Tuesday's operation, launched by the chief prosecutor in Istanbul, appeared to consist of three investigations.

One involved Halkbank, one of Turkey's biggest banks, which said it had been asked to supply information and documentation to the authorities. Police also searched the headquarters of the Agaoglu Group of construction magnate Ali Agaoglu, 59, its chief executive Hasan Rahvali told Reuters.

“We are talking about a wide-scoping investigation here. It is not focused on Ali Agaoglu,” Hasan Rahvali, chief executive of Agaoglu Group, said. “They searched the company in the early hours this morning but could not find any criminal evidence.”

He said Ali Agaoglu had been asked by the police to come and make a statement as part of the investigation.

Turkey's largest housing developer Emlak Konut GYO , partly state-owned, said its general manager had also been summoned by police. Its shares were down 12 percent.

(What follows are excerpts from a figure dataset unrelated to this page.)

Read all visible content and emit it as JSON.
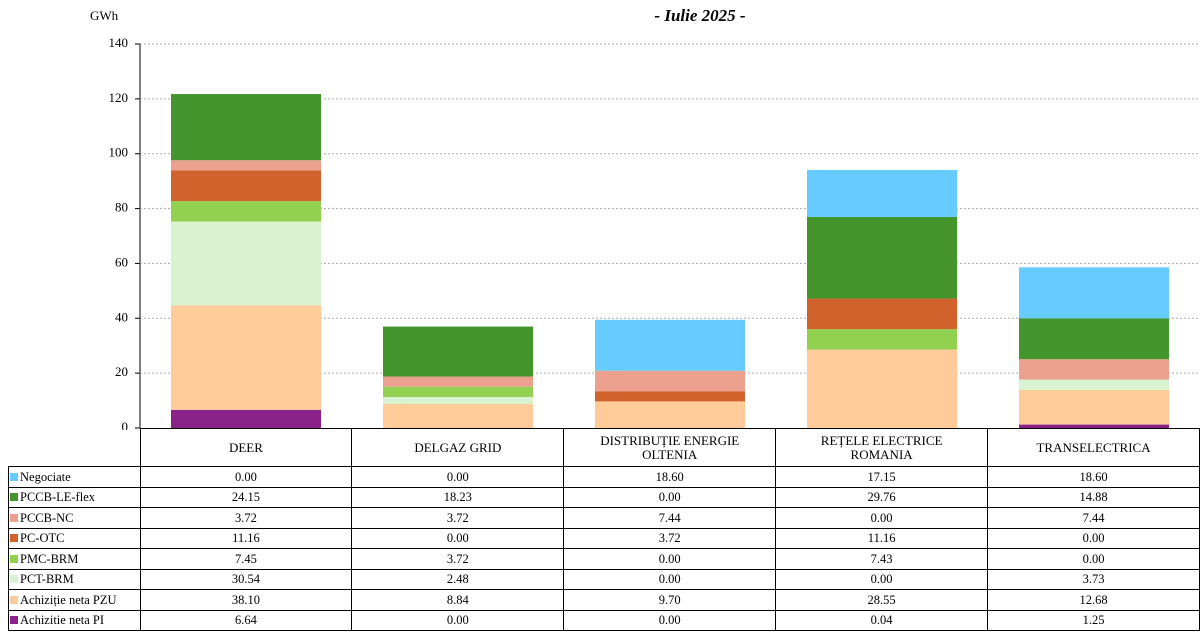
{
  "chart_data": {
    "type": "stacked-bar",
    "subtitle": "- Iulie 2025 -",
    "y_label": "GWh",
    "categories": [
      "DEER",
      "DELGAZ GRID",
      "DISTRIBUȚIE ENERGIE OLTENIA",
      "REȚELE ELECTRICE ROMANIA",
      "TRANSELECTRICA"
    ],
    "ylim": [
      0,
      140
    ],
    "yticks": [
      0,
      20,
      40,
      60,
      80,
      100,
      120,
      140
    ],
    "grid": true,
    "series": [
      {
        "name": "Negociate",
        "color": "#66ccff",
        "values": [
          0,
          0,
          18.6,
          17.15,
          18.6
        ],
        "value_labels": [
          "0.00",
          "0.00",
          "18.60",
          "17.15",
          "18.60"
        ]
      },
      {
        "name": "PCCB-LE-flex",
        "color": "#44952b",
        "values": [
          24.15,
          18.23,
          0,
          29.76,
          14.88
        ],
        "value_labels": [
          "24.15",
          "18.23",
          "0.00",
          "29.76",
          "14.88"
        ]
      },
      {
        "name": "PCCB-NC",
        "color": "#eba18e",
        "values": [
          3.72,
          3.72,
          7.44,
          0,
          7.44
        ],
        "value_labels": [
          "3.72",
          "3.72",
          "7.44",
          "0.00",
          "7.44"
        ]
      },
      {
        "name": "PC-OTC",
        "color": "#d2622b",
        "values": [
          11.16,
          0,
          3.72,
          11.16,
          0
        ],
        "value_labels": [
          "11.16",
          "0.00",
          "3.72",
          "11.16",
          "0.00"
        ]
      },
      {
        "name": "PMC-BRM",
        "color": "#92d050",
        "values": [
          7.45,
          3.72,
          0,
          7.43,
          0
        ],
        "value_labels": [
          "7.45",
          "3.72",
          "0.00",
          "7.43",
          "0.00"
        ]
      },
      {
        "name": "PCT-BRM",
        "color": "#d9f2d0",
        "values": [
          30.54,
          2.48,
          0,
          0,
          3.73
        ],
        "value_labels": [
          "30.54",
          "2.48",
          "0.00",
          "0.00",
          "3.73"
        ]
      },
      {
        "name": "Achiziție neta PZU",
        "color": "#ffcc99",
        "values": [
          38.1,
          8.84,
          9.7,
          28.55,
          12.68
        ],
        "value_labels": [
          "38.10",
          "8.84",
          "9.70",
          "28.55",
          "12.68"
        ]
      },
      {
        "name": "Achizitie neta PI",
        "color": "#8b2289",
        "values": [
          6.64,
          0,
          0,
          0.04,
          1.25
        ],
        "value_labels": [
          "6.64",
          "0.00",
          "0.00",
          "0.04",
          "1.25"
        ]
      }
    ]
  }
}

The sons of Interior Minister Muammer Guler, Economy Minister Zafer Caglayan and Environment and City Planning Minister Erdogan Bayraktar were detained, according to state officials in Ankara and Turkish newspaper reports.

Officials from the three ministries could not immediately be reached for comment.

Istanbul Governor Huseyin Avni Mutlu told reporters the investigation was continuing and he could not comment. Officials from Erdogan's ruling AK Party could not immediately be reached and police also declined to comment.

The developments, and fears of a deepening political row, weighed on Turkish markets. The main stock index fell almost five percent, well below a 0.2 percent rise in the wider emerging markets index.

“These are fairly seismic developments. I guess inevitably people will link these to internal AK Party fissures and the battle between Erdogan supporters and the Gulen movement,” said Timothy Ash, head of emerging markets research at Standard Bank. “The gloves will now be off.”

Gulen runs a network of schools and other social facilities across the Middle East, Asia and Africa from a compound in the United States. He moved to the United States in 1999 after being charged with attempting to undermine the secular state.

He was later acquitted but has remained in Pennsylvania, an enigmatic figure who gives little hint of his intentions in Turkish politics.

AKP member of parliament Hakan Sukur, a well-known follower of Gulen, quit the AK Party on Monday in protest over the prep school plans.

Since he came to power, Erdogan has built his own body of wealthy loyalists, largely from the same religiously minded professional class that reveres Gulen.

Erdogan was first elected in 2002 and has introduced sweeping reforms that have broken the political power of the military and stimulated the economy. Some secularists accuse him of imposing Islamist values, something he denies.